Anche negli ospedali e negli ambulatori della sanità pubblica si rischiano disagi e visite saltate, anche se restano comunque assicurati i servizi minimi di pronto soccorso e le urgenze.
Per capire la rabbia dietro la mobilitazione, la Cub ha tirato fuori i dati del suo Report Lavoro. I numeri fotografano un'Italia in forte affanno: mentre i prezzi della spesa sono alle stelle, all'inizio del 2025 i salari reali degli italiani erano più bassi del 7,5% rispetto al 2021. C'è poi il problema del part-time involontario, che costringe l'8,5% dei lavoratori (soprattutto donne e giovani) ad accettare contratti corti e stipendi da fame.

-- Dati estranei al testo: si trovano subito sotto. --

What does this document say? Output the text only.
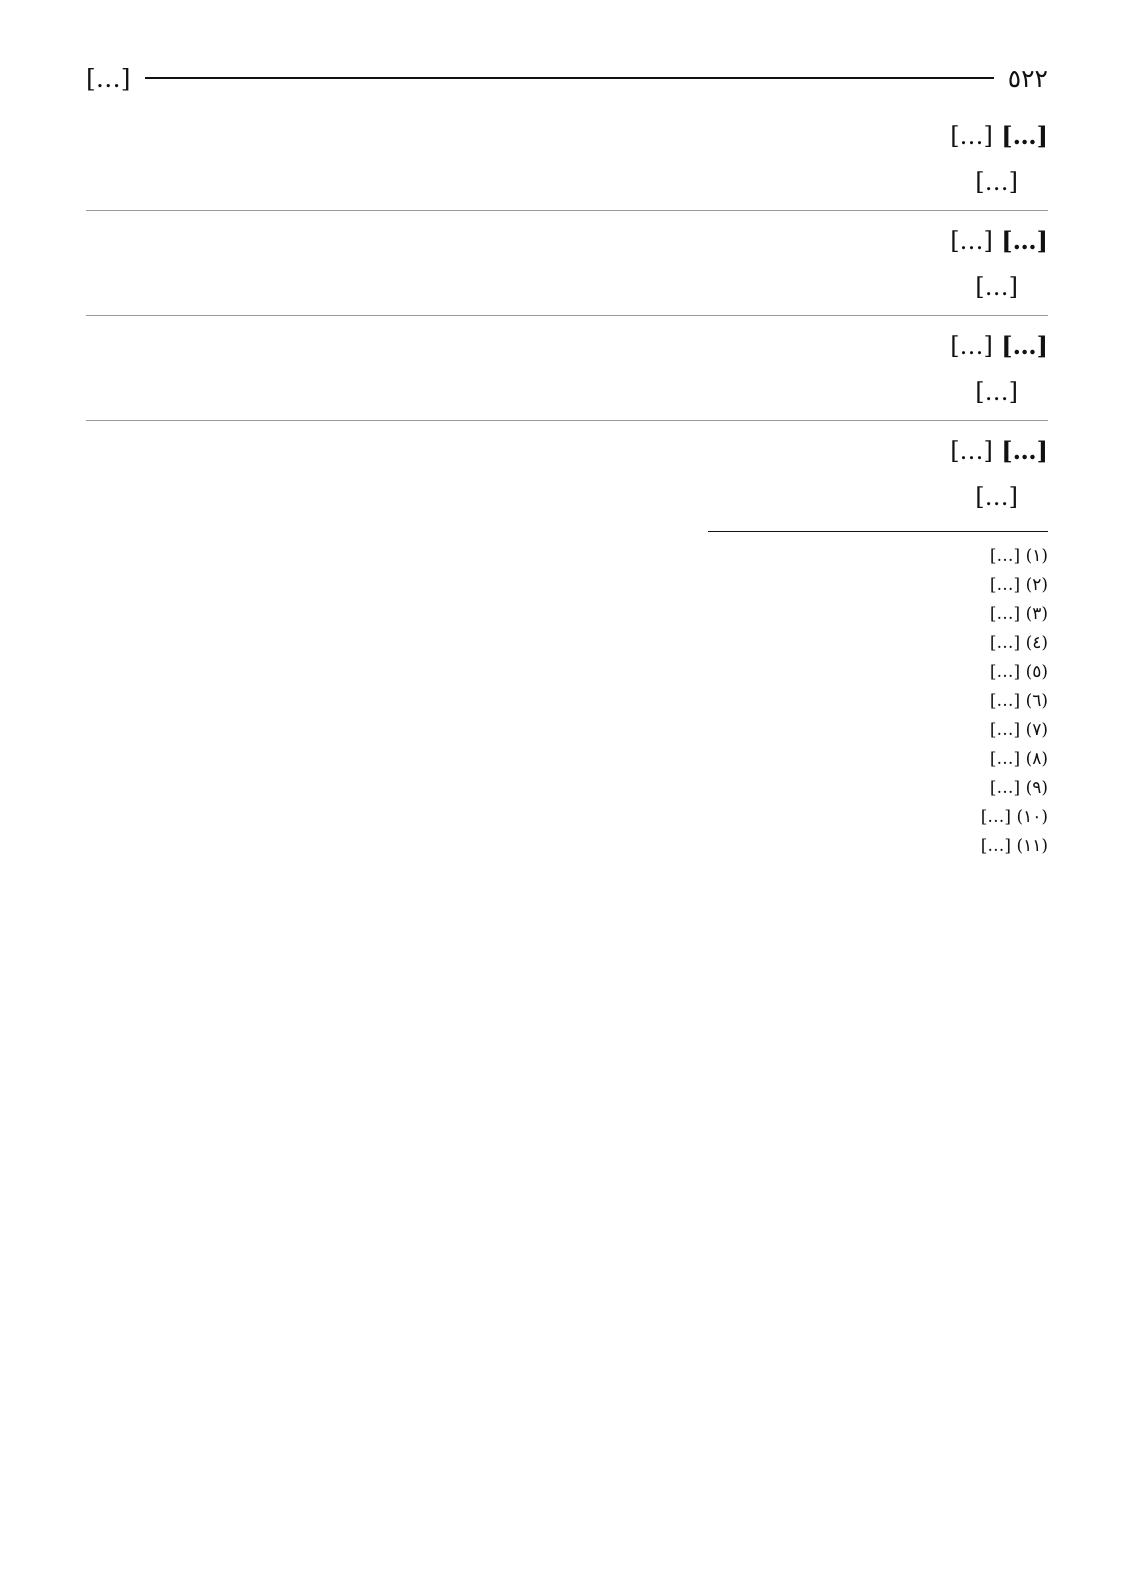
٥٢٢
[…]

[…] […]

[…]

[…] […]

[…]

[…] […]

[…]

[…] […]

[…]

(١) […]
(٢) […]
(٣) […]
(٤) […]
(٥) […]
(٦) […]
(٧) […]
(٨) […]
(٩) […]
(١٠) […]
(١١) […]
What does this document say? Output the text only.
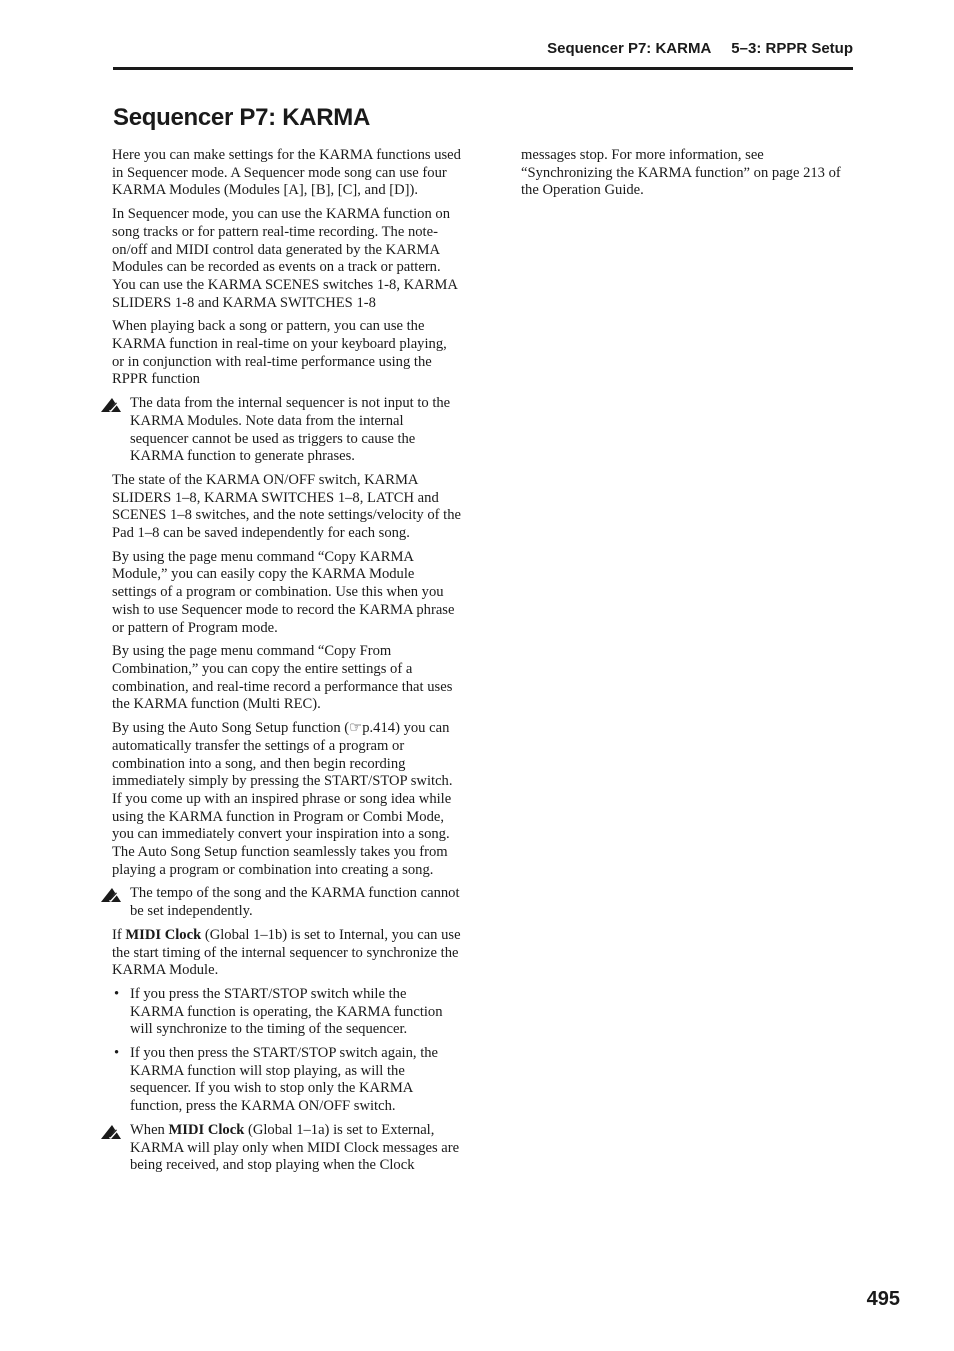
Sequencer P7: KARMA 5–3: RPPR Setup
Sequencer P7: KARMA

Here you can make settings for the KARMA functions used in Sequencer mode. A Sequencer mode song can use four KARMA Modules (Modules [A], [B], [C], and [D]).

In Sequencer mode, you can use the KARMA function on song tracks or for pattern real-time recording. The note-on/off and MIDI control data generated by the KARMA Modules can be recorded as events on a track or pattern. You can use the KARMA SCENES switches 1-8, KARMA SLIDERS 1-8 and KARMA SWITCHES 1-8

When playing back a song or pattern, you can use the KARMA function in real-time on your keyboard playing, or in conjunction with real-time performance using the RPPR function

The data from the internal sequencer is not input to the KARMA Modules. Note data from the internal sequencer cannot be used as triggers to cause the KARMA function to generate phrases.

The state of the KARMA ON/OFF switch, KARMA SLIDERS 1–8, KARMA SWITCHES 1–8, LATCH and SCENES 1–8 switches, and the note settings/velocity of the Pad 1–8 can be saved independently for each song.

By using the page menu command “Copy KARMA Module,” you can easily copy the KARMA Module settings of a program or combination. Use this when you wish to use Sequencer mode to record the KARMA phrase or pattern of Program mode.

By using the page menu command “Copy From Combination,” you can copy the entire settings of a combination, and real-time record a performance that uses the KARMA function (Multi REC).

By using the Auto Song Setup function (☞p.414) you can automatically transfer the settings of a program or combination into a song, and then begin recording immediately simply by pressing the START/STOP switch. If you come up with an inspired phrase or song idea while using the KARMA function in Program or Combi Mode, you can immediately convert your inspiration into a song. The Auto Song Setup function seamlessly takes you from playing a program or combination into creating a song.

The tempo of the song and the KARMA function cannot be set independently.

If MIDI Clock (Global 1–1b) is set to Internal, you can use the start timing of the internal sequencer to synchronize the KARMA Module.

• If you press the START/STOP switch while the KARMA function is operating, the KARMA function will synchronize to the timing of the sequencer.
• If you then press the START/STOP switch again, the KARMA function will stop playing, as will the sequencer. If you wish to stop only the KARMA function, press the KARMA ON/OFF switch.
When MIDI Clock (Global 1–1a) is set to External, KARMA will play only when MIDI Clock messages are being received, and stop playing when the Clock

messages stop. For more information, see “Synchronizing the KARMA function” on page 213 of the Operation Guide.

495
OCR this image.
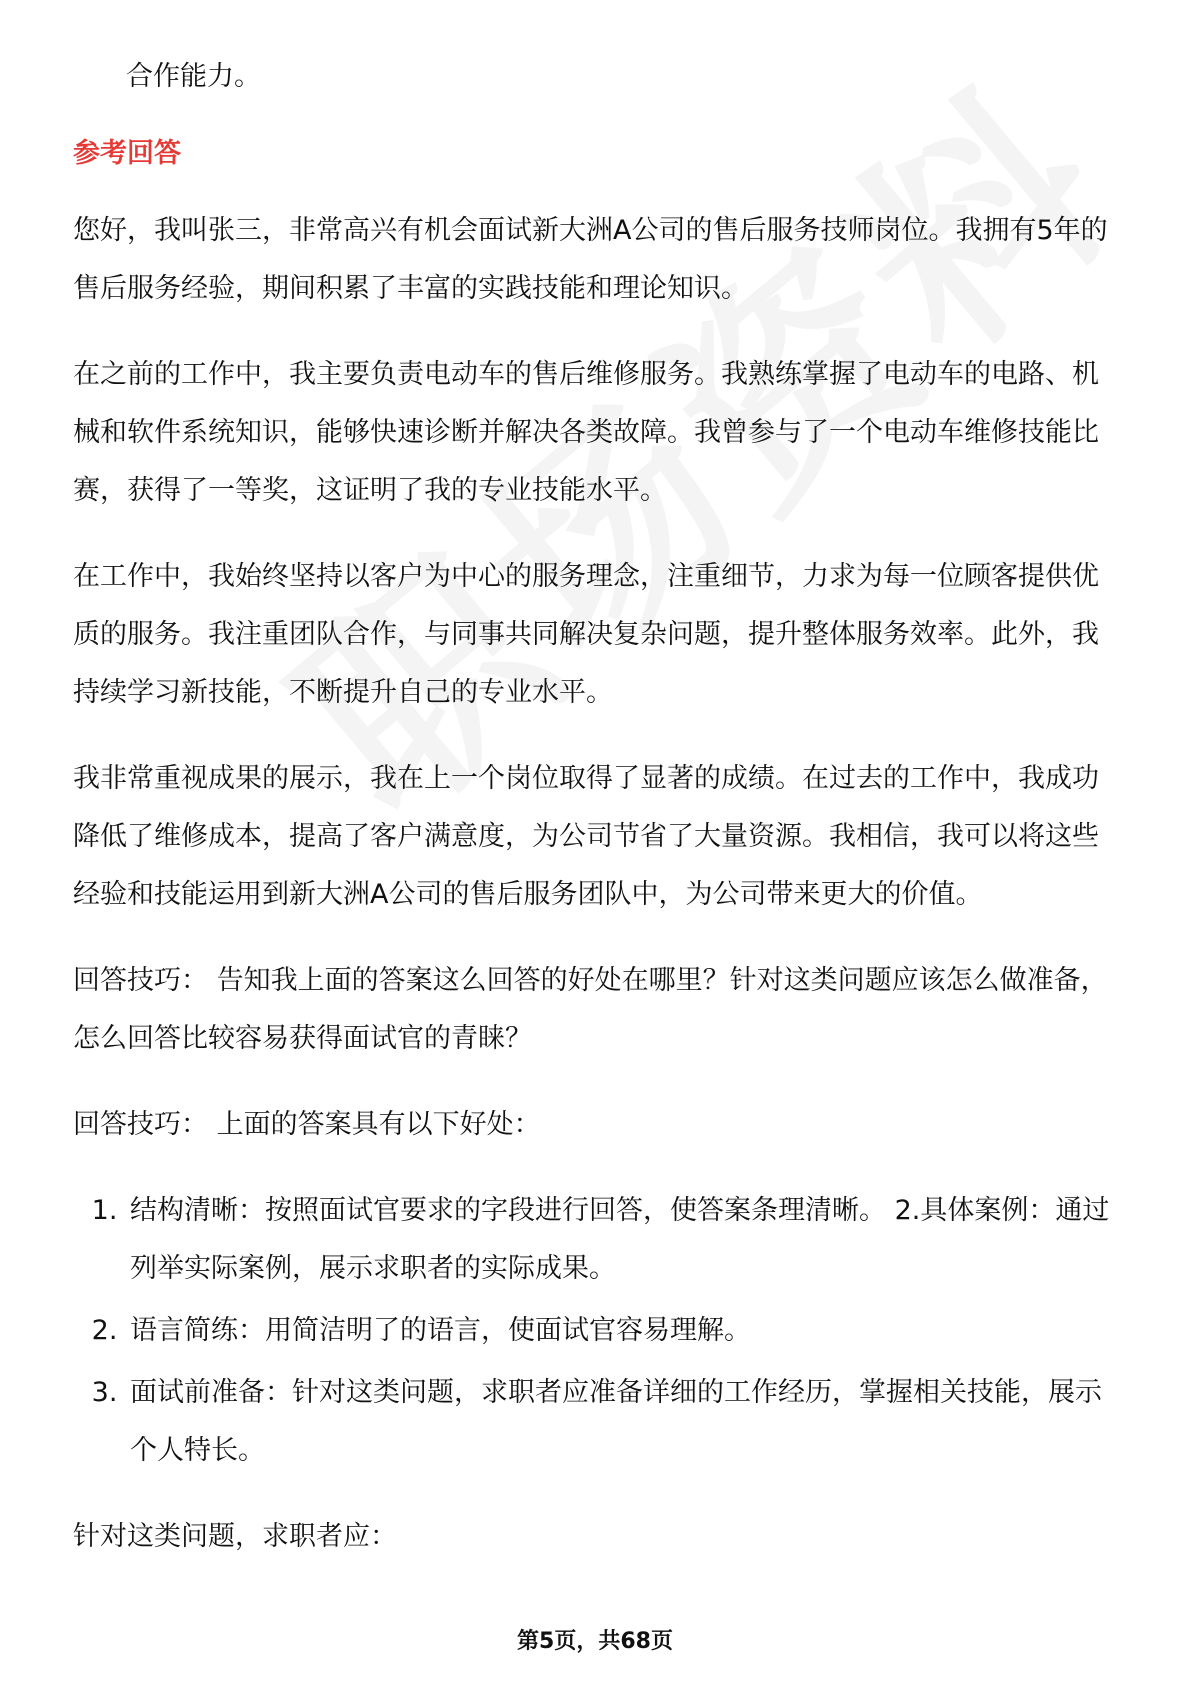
合作能力。
参考回答

您好，我叫张三，非常高兴有机会面试新大洲A公司的售后服务技师岗位。我拥有5年的售后服务经验，期间积累了丰富的实践技能和理论知识。

在之前的工作中，我主要负责电动车的售后维修服务。我熟练掌握了电动车的电路、机械和软件系统知识，能够快速诊断并解决各类故障。我曾参与了一个电动车维修技能比赛，获得了一等奖，这证明了我的专业技能水平。

在工作中，我始终坚持以客户为中心的服务理念，注重细节，力求为每一位顾客提供优质的服务。我注重团队合作，与同事共同解决复杂问题，提升整体服务效率。此外，我持续学习新技能，不断提升自己的专业水平。

我非常重视成果的展示，我在上一个岗位取得了显著的成绩。在过去的工作中，我成功降低了维修成本，提高了客户满意度，为公司节省了大量资源。我相信，我可以将这些经验和技能运用到新大洲A公司的售后服务团队中，为公司带来更大的价值。

回答技巧： 告知我上面的答案这么回答的好处在哪里？针对这类问题应该怎么做准备，怎么回答比较容易获得面试官的青睐？

回答技巧： 上面的答案具有以下好处：

1. 结构清晰：按照面试官要求的字段进行回答，使答案条理清晰。 2.具体案例：通过列举实际案例，展示求职者的实际成果。
2. 语言简练：用简洁明了的语言，使面试官容易理解。
3. 面试前准备：针对这类问题，求职者应准备详细的工作经历，掌握相关技能，展示个人特长。

针对这类问题，求职者应：

第5页，共68页
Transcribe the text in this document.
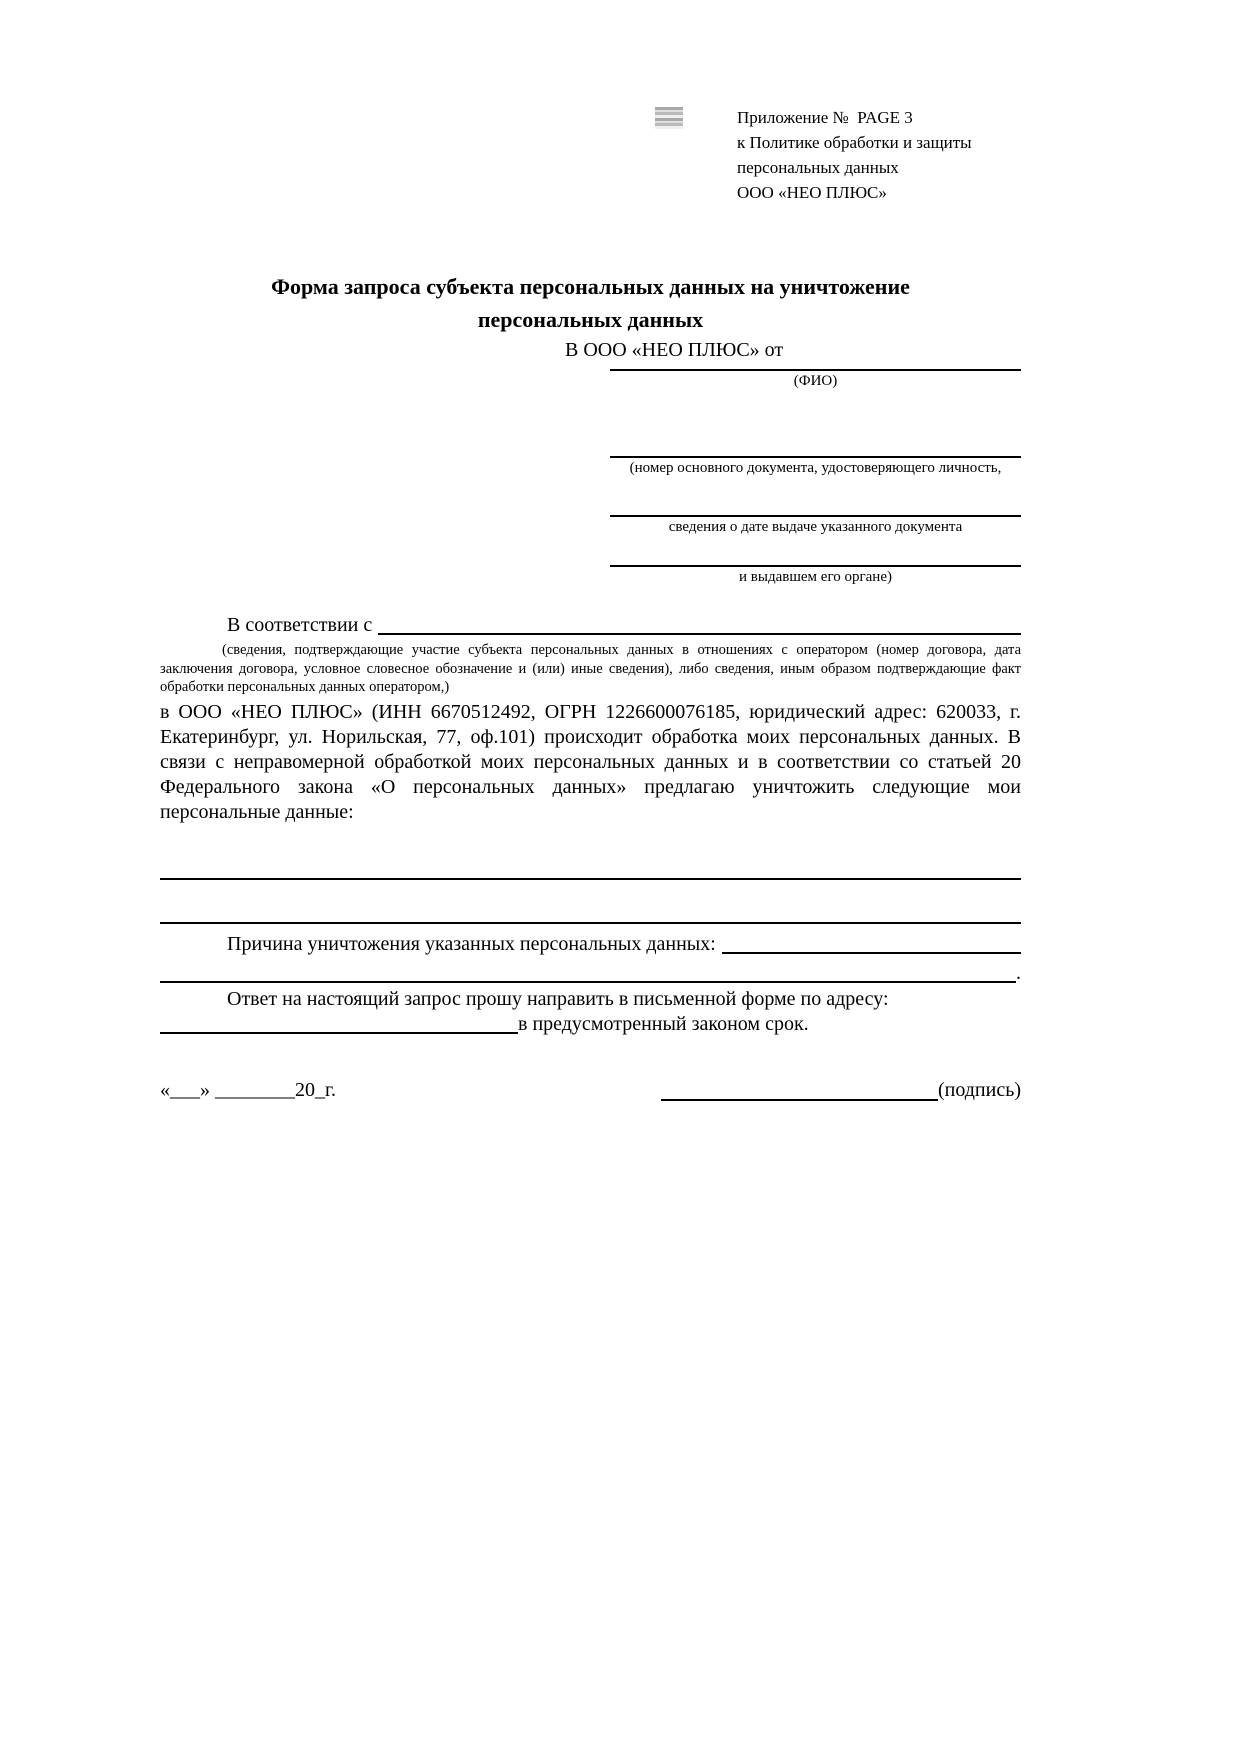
Приложение №  PAGE 3
к Политике обработки и защиты
персональных данных
ООО «НЕО ПЛЮС»
Форма запроса субъекта персональных данных на уничтожение
персональных данных
В ООО «НЕО ПЛЮС» от
(ФИО)
(номер основного документа, удостоверяющего личность,
сведения о дате выдаче указанного документа
и выдавшем его органе)
В соответствии с
(сведения, подтверждающие участие субъекта персональных данных в отношениях с оператором (номер договора, дата заключения договора, условное словесное обозначение и (или) иные сведения), либо сведения, иным образом подтверждающие факт обработки персональных данных оператором,)
в ООО «НЕО ПЛЮС» (ИНН 6670512492, ОГРН 1226600076185, юридический адрес: 620033, г. Екатеринбург, ул. Норильская, 77, оф.101) происходит обработка моих персональных данных. В связи с неправомерной обработкой моих персональных данных и в соответствии со статьей 20 Федерального закона «О персональных данных» предлагаю уничтожить следующие мои персональные данные:
Причина уничтожения указанных персональных данных:
.
Ответ на настоящий запрос прошу направить в письменной форме по адресу:
в предусмотренный законом срок.
«___» ________20_г.	(подпись)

Pesantissimo anche il capitolo sicurezza e salute. Il sindacato ricorda le 1.093 denunce per infortuni mortali registrate dall'Inail, tra cui ci sono anche 8 studenti in alternanza scuola-lavoro. Infine, il dossier attacca i tagli alla sanità pubblica: a causa di liste d'attesa infinite e costi impossibili, ben 5,8 milioni di italiani hanno dovuto rinunciare a curarsi o a fare esami medici. Una situazione insostenibile secondo i promotori, aggravata dal fatto che lo Stato continua a spendere per le armi.